Por último, o mesmo diploma criou a Empresa Nacional de Distribuição de Electricidade (ENDE), dedicada “exclusivamente à comercialização e distribuição de energia eléctrica, no âmbito do sistema eléctrico público”, representando um capital estatuário de 2.918 milhões de dólares (mais de 2,6 mil milhões de euros).
Produção hidroeléctrica
Recorde-se, entretanto, que o Governo chamou na altura uma empresa privada para estudar a potencialidade e viabilidade de novos projectos de produção hidroeléctrica no país.

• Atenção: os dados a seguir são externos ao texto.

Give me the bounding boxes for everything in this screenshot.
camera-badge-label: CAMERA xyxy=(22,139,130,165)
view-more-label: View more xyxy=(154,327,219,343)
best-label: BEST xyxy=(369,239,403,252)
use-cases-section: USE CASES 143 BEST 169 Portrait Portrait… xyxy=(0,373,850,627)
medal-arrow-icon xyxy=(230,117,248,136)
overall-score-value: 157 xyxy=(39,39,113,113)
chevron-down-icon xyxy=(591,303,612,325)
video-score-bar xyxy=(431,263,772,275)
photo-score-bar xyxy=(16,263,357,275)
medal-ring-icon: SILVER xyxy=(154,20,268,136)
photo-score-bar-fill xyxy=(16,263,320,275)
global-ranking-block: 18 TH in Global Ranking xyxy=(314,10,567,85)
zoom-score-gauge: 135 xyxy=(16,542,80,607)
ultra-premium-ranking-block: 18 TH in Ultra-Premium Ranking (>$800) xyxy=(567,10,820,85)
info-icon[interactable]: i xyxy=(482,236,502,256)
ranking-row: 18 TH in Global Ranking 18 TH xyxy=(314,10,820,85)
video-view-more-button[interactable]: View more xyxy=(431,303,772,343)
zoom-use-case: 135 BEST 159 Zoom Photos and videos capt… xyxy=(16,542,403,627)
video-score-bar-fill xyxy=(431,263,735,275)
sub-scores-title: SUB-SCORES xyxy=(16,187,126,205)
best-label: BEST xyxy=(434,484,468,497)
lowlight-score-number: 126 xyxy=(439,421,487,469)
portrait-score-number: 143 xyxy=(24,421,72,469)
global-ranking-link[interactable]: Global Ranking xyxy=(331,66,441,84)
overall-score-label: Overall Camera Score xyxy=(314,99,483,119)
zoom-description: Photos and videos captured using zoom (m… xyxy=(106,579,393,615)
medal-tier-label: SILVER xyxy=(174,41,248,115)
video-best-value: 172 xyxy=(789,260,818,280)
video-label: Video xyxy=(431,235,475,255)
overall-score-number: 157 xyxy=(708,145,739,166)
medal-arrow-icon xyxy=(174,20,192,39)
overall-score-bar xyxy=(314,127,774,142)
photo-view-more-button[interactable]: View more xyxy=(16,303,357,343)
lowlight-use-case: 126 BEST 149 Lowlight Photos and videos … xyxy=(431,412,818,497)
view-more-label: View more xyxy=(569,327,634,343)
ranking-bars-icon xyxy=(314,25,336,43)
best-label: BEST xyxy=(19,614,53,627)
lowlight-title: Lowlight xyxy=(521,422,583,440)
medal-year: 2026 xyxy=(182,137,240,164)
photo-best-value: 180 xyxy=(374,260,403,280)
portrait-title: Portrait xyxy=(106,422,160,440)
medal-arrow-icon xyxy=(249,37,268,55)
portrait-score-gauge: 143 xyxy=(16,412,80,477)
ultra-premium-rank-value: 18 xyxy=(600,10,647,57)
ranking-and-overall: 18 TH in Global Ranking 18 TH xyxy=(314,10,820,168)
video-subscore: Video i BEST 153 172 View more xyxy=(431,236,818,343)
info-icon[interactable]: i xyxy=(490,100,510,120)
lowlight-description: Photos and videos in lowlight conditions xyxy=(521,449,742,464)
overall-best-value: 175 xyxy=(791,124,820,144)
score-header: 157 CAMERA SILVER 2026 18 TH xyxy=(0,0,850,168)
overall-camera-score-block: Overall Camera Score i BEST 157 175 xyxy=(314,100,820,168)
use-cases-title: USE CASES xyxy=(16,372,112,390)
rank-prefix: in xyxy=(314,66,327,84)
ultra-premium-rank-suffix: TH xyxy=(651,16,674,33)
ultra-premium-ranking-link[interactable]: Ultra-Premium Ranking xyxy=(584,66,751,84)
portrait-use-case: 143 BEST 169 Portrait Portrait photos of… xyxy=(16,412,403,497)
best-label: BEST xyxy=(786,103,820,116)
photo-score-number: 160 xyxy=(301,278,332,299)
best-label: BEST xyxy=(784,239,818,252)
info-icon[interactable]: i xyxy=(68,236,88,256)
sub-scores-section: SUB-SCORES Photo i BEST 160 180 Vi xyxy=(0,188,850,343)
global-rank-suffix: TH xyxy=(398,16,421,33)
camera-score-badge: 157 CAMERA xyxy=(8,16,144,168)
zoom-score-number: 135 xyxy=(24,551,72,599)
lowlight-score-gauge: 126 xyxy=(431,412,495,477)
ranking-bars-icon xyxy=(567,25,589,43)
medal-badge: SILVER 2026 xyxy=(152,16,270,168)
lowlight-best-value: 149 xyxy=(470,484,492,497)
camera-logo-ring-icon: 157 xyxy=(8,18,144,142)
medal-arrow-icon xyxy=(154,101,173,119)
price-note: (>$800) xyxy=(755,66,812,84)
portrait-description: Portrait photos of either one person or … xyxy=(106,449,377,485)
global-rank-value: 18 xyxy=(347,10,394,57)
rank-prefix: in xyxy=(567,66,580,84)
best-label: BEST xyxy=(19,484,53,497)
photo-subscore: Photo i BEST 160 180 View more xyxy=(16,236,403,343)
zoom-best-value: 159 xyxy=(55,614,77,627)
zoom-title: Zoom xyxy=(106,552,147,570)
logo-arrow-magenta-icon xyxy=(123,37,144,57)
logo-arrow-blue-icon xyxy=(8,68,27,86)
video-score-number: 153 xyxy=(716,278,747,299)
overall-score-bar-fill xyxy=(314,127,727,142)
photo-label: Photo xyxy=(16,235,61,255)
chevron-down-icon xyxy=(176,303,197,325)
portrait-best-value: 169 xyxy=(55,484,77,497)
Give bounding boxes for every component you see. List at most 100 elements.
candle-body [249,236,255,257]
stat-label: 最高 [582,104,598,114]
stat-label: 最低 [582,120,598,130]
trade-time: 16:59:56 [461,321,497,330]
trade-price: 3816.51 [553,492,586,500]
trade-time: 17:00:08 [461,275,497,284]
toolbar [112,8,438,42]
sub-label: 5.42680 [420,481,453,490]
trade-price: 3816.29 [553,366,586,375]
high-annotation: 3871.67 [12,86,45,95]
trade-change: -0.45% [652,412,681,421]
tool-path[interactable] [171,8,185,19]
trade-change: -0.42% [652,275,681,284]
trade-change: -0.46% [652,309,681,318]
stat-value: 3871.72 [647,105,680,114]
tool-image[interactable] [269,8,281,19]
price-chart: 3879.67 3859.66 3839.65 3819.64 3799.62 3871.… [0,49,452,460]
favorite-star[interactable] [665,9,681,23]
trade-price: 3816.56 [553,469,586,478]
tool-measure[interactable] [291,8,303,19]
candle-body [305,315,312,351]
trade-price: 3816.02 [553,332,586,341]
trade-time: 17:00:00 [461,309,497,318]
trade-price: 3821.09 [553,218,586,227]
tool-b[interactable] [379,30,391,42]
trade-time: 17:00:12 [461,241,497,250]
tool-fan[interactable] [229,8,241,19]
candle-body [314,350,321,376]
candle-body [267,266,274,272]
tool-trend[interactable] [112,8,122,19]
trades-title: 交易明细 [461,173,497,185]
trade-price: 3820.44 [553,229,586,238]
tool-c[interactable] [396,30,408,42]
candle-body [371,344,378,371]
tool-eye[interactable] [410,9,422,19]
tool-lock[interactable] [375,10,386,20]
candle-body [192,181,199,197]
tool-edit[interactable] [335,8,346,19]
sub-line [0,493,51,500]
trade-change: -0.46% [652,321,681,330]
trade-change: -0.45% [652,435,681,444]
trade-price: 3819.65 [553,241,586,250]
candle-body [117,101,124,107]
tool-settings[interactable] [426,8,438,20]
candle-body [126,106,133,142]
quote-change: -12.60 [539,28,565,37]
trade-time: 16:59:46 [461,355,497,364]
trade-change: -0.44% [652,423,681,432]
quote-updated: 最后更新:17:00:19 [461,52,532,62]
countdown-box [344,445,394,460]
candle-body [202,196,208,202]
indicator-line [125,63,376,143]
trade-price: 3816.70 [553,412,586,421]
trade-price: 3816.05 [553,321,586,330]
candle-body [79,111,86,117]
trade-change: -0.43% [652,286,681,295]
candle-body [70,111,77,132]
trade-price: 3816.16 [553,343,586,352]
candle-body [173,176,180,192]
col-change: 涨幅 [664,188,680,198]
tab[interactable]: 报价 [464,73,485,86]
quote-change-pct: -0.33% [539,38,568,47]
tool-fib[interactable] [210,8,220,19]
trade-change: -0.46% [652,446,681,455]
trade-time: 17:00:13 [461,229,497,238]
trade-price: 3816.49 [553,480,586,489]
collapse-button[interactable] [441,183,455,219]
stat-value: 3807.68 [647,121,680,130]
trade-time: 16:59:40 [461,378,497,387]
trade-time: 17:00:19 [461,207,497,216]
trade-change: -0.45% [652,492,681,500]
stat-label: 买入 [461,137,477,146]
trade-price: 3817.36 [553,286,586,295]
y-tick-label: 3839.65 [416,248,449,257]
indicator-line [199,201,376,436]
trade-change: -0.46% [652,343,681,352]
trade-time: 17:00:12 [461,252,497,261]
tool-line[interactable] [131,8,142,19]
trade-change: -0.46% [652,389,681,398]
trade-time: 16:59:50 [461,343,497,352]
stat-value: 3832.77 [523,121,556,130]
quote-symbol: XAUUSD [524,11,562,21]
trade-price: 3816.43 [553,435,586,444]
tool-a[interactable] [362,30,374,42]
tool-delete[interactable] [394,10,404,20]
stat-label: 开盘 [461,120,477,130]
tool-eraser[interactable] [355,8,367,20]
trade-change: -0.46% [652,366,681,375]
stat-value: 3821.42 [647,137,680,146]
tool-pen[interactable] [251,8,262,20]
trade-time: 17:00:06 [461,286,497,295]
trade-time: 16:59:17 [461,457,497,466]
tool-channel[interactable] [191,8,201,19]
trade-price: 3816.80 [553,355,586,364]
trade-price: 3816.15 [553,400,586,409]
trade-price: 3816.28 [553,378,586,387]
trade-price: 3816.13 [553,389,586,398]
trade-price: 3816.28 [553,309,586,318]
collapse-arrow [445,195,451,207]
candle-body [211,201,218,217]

Segundo o despacho presidencial de 8 de Abril de 2016, o Ministério da Energia e Águas foi autorizado a celebrar um Memorando de Entendimento com a empresa Organizações Mário Freitas & Filhos, para a realização em conjunto de estudos preliminares de viabilidade para projectos de infra-estruturas eléctricas nos domínios de Produção, Transporte e Distribuição.
“Tendo em conta a existência em Angola de um potencial hidroeléctrico elevado e a possibilidade de serem consideradas ampliações na capacidade de geração de energia hidroeléctrica”, lê-se no documento.
Além disso, o Governo reconhece neste projecto a “necessidade de reabilitar e expandir as redes de distribuição de electricidade das sedes municipais e implementar os projectos de electrificação rural”.
Na prática, o défice energético provoca sistemáticos cortes no fornecimento de electricidade à população, face ao aumento do consumo, explicado com o registo de subida das temperaturas no país, além da reduzida taxa de cobertura do território.
O plano de reforço da capacidade instalada em Angola envolveu, até 2017, a ampliação da barragem de Cambambe, a construção da barragem de Laúca (ambas na província do Cuanza Norte) e da Central do Ciclo Combinado do Soyo (província do Zaire), permitindo atingir a produção considerada necessária para assegurar os consumos de uma população de 24,3 milhões de pessoas.